When one considers the ‘greatest’ moments in film history, there are some sequences that are universally recognized: Marilyn Monroe’s dress flying up in The Seven Year Itch, Burt Lancaster and Deborah Kerr making out amongst the waves in From Here to Eternity, the cropduster chasing Cary Grant through the fields in North by Northwest. From Rosebud to “You talkin’ to me?” to “She’s my daughter! (slap) My sister! (slap) My daughter! (slap)” to “We’ll always have Paris”, these moments have made audiences laugh, cry, or simply stare in wide-eyed wonder at the screen. Can we not, then, add this pivotal moment from Bug to the greatest moments roster?

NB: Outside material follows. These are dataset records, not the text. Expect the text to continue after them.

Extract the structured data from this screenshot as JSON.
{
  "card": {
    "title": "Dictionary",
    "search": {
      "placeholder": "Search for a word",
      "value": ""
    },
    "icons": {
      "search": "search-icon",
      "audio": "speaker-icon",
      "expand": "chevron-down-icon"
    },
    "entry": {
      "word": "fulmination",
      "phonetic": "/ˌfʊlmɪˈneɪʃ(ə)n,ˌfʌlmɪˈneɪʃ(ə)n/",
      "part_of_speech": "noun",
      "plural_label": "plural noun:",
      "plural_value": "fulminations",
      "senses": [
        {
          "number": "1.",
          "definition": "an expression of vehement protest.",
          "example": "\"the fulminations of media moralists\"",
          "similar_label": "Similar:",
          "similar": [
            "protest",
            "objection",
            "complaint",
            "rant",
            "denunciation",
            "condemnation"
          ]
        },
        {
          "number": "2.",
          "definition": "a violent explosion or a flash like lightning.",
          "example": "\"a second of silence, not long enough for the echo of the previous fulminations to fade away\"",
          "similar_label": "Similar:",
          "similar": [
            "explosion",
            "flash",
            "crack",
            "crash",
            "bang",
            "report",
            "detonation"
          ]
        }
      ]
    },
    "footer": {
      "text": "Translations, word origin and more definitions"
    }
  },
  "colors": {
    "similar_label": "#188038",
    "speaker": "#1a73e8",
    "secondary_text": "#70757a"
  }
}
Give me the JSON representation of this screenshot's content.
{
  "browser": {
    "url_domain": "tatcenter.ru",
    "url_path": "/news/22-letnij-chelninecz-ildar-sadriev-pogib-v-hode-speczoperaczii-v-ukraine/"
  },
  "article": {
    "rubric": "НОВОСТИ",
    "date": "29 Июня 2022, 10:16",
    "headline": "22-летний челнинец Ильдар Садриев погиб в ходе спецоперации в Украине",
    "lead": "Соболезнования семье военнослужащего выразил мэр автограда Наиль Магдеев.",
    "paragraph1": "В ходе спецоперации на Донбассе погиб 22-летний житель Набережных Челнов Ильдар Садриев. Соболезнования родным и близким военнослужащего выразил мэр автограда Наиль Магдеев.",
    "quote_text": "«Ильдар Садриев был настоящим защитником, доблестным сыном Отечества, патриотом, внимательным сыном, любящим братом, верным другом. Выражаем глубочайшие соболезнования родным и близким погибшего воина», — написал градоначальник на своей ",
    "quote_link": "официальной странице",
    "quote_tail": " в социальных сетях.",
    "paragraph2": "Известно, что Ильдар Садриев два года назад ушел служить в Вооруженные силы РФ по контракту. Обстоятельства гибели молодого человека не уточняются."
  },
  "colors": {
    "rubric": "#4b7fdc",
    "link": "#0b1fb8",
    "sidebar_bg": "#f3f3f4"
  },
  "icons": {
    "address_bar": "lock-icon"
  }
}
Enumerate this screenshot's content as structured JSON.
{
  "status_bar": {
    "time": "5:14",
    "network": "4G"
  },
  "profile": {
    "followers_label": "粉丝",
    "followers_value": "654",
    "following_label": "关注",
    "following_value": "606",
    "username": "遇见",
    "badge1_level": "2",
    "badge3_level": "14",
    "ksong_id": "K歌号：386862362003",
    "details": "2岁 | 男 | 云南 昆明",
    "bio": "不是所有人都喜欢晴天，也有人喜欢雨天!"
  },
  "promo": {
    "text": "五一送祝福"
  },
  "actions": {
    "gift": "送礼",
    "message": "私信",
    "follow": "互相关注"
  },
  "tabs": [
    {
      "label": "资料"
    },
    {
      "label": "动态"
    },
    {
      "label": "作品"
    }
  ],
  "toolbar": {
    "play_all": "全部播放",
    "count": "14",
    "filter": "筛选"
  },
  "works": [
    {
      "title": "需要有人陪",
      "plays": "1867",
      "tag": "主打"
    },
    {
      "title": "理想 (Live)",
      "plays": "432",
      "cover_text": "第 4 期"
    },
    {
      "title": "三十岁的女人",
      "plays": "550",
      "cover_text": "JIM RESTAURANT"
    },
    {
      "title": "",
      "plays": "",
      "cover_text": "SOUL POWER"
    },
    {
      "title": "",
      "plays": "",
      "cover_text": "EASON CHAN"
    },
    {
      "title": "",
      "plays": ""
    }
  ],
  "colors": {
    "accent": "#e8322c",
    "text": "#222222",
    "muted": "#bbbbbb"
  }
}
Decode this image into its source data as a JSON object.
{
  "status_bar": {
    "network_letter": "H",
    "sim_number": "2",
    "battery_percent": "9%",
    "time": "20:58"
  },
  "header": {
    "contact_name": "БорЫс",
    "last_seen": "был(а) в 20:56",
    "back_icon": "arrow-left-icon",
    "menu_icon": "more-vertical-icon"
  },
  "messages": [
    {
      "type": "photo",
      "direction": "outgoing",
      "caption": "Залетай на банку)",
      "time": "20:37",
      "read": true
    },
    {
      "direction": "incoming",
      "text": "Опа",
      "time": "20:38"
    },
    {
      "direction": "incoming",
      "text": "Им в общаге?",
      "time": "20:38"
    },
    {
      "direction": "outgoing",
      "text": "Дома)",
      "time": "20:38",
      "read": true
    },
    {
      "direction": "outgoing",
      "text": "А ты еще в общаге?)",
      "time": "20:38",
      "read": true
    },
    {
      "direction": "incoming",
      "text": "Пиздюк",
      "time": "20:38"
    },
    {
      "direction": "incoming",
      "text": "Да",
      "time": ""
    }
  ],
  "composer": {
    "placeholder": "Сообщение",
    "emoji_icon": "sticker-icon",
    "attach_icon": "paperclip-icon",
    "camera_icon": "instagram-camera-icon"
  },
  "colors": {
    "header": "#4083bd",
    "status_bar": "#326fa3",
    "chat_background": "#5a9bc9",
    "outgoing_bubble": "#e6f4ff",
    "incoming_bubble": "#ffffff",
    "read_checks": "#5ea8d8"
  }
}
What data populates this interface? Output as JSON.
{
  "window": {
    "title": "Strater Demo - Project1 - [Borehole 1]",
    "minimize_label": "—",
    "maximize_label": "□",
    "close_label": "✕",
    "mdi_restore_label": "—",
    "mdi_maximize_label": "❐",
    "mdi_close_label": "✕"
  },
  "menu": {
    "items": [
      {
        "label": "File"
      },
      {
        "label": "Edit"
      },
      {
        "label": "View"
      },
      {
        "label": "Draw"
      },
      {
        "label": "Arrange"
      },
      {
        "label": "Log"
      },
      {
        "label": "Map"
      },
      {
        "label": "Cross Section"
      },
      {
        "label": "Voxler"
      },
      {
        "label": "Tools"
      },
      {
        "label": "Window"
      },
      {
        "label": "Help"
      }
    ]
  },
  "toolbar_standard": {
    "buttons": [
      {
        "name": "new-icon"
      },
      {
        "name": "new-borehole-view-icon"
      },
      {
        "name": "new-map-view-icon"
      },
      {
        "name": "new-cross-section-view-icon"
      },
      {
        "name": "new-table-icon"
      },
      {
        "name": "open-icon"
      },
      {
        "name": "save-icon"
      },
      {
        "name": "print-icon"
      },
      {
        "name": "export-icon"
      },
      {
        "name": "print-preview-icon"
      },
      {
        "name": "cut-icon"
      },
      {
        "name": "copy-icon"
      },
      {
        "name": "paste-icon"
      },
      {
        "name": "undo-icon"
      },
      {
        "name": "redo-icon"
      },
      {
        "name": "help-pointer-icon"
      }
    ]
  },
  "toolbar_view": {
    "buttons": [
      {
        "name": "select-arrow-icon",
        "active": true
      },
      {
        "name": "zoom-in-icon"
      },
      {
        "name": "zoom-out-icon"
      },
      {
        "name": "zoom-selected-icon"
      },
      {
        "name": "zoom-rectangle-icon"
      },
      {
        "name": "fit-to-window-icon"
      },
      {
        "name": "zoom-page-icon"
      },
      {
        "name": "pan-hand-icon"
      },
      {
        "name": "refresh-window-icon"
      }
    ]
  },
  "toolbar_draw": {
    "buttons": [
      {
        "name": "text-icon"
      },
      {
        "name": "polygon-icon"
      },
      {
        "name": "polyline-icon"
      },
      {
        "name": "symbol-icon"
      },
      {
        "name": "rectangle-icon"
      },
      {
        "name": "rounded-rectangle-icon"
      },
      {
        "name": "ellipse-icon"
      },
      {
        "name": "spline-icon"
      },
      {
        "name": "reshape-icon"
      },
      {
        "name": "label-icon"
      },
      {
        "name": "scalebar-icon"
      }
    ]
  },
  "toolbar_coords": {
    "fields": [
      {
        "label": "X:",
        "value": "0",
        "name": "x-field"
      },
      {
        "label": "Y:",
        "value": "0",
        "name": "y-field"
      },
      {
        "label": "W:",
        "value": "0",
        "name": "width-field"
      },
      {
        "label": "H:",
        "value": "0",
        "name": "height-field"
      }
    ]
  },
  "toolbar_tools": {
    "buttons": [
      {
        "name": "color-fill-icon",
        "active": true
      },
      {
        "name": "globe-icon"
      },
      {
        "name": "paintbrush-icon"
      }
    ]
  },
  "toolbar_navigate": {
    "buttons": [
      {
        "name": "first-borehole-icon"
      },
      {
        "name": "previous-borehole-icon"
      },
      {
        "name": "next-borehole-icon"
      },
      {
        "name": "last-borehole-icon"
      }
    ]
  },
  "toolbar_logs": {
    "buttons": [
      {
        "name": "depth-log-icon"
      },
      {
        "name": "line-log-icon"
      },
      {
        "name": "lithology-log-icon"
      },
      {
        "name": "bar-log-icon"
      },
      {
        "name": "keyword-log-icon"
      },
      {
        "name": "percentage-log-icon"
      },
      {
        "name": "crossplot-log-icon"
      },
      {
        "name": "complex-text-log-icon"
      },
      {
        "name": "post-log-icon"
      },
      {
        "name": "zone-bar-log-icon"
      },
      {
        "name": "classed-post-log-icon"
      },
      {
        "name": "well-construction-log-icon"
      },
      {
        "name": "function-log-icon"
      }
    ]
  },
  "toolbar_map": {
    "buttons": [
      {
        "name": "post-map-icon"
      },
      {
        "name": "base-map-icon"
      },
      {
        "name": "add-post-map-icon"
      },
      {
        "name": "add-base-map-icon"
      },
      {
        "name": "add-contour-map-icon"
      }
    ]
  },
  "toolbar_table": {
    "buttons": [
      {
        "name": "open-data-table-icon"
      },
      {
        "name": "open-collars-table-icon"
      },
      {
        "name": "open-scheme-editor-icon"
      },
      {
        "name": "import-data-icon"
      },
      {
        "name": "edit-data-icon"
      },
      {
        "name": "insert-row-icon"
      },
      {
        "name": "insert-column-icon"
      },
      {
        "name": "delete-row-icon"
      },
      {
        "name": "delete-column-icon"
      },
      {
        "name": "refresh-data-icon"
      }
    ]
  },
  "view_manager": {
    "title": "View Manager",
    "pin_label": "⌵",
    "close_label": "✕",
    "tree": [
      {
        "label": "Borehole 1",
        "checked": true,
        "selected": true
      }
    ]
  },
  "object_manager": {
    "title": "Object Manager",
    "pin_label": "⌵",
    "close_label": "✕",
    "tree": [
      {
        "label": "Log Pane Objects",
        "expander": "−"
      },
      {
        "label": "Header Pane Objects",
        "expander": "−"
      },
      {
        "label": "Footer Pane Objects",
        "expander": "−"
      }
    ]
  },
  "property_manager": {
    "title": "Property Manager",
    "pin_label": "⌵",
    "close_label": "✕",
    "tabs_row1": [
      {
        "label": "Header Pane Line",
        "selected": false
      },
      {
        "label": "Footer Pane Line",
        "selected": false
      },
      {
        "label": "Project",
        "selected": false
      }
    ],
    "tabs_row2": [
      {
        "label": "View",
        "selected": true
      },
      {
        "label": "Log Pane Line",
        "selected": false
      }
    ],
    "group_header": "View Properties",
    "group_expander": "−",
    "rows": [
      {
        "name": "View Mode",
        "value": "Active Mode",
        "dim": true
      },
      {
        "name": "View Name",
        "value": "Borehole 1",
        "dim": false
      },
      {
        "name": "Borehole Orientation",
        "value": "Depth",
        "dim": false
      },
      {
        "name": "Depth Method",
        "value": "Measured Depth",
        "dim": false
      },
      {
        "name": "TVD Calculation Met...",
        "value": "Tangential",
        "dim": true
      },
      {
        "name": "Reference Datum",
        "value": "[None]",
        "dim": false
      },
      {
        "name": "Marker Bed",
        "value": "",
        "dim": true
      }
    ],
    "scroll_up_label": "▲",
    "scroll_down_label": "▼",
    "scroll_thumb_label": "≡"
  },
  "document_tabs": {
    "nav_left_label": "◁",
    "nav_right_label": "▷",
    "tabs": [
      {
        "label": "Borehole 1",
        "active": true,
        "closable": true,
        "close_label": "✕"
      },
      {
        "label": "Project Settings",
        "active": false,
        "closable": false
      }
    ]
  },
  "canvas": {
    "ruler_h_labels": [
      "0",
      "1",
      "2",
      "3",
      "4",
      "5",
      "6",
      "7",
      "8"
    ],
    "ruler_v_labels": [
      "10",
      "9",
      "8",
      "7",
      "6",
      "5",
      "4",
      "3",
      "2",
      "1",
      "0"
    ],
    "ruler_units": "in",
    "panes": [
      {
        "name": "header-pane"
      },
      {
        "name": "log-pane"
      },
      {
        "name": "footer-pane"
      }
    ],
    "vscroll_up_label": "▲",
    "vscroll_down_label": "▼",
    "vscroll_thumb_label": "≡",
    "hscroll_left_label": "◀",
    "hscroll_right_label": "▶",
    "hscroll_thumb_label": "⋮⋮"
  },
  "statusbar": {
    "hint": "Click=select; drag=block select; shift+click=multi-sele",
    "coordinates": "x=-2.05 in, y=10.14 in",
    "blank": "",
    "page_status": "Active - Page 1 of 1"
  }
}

Has there ever been anything in the history of ever that’s better than big fat cockroaches scrambling over a wall and spelling out WE LIVE? I mean, it took Victor Hugo, like, 1500 pages of Les Miserables to say the same thing- those supercockroaches spelled it out in five seconds. Does it not speak to us all? Don’t we ALL live, man and super flesh-eating fire-starting cockroach alike? Yes, we do. We…do.
Anyway, Parminter realizes far too late that he’s become a victim of his own hubris. Yet another generation of cockroaches is born- and this time, they can fly. Yes, there are now flying carnivorous, fire-shooting cockroaches capable of spelling out pithy sayings! Sadly, Bug wraps up quickly and rather unbelievably (I know…even LESS believable than the fact that there are flying, carnivorous, fire-shooting cockroaches) after the advent of this new breed: there’s another earthquake and Parminter and the superbugs get sucked down into the giant crack in the earth- the crack seals, problem solved.
“Parminter and the Superbugs” sounds like something from The World of Sid and Marty Krofft, doesn’t it?
Bug is really unlike any other animals run amok movie I’ve seen. Sure, it starts out with a plague of roaches setting the town afire, but it takes a drastic turn in the last half as Parminter gets his experimentation on. Bradford Dillman does a decent job as the professor- he makes the best of some boring material, anyway. Yeah, as awesome as I’ve made Bug sound, the truth of the matter is that it slows down far too much after Mrs Parminter (Joanna Miles) dies and it only picks up again in the final moments. The lack of thrills is all the more depressing when you consider that Bug was co-written and produced by shockmeister William Castle, the man who brought audiences such gimmick-filled funfests as The Tingler and House on Haunted Hill.
Don’t get me wrong- I found this straying from the typical animals run amok formula refreshing. In the end, however, I wanted more- I wanted the flying, carnivorous, fire-shooting cockroaches to wreak some havoc, dammit! Just when things were really starting to heat up (har), the movie was over. Someone make Bug 2 now! Let them LIVE!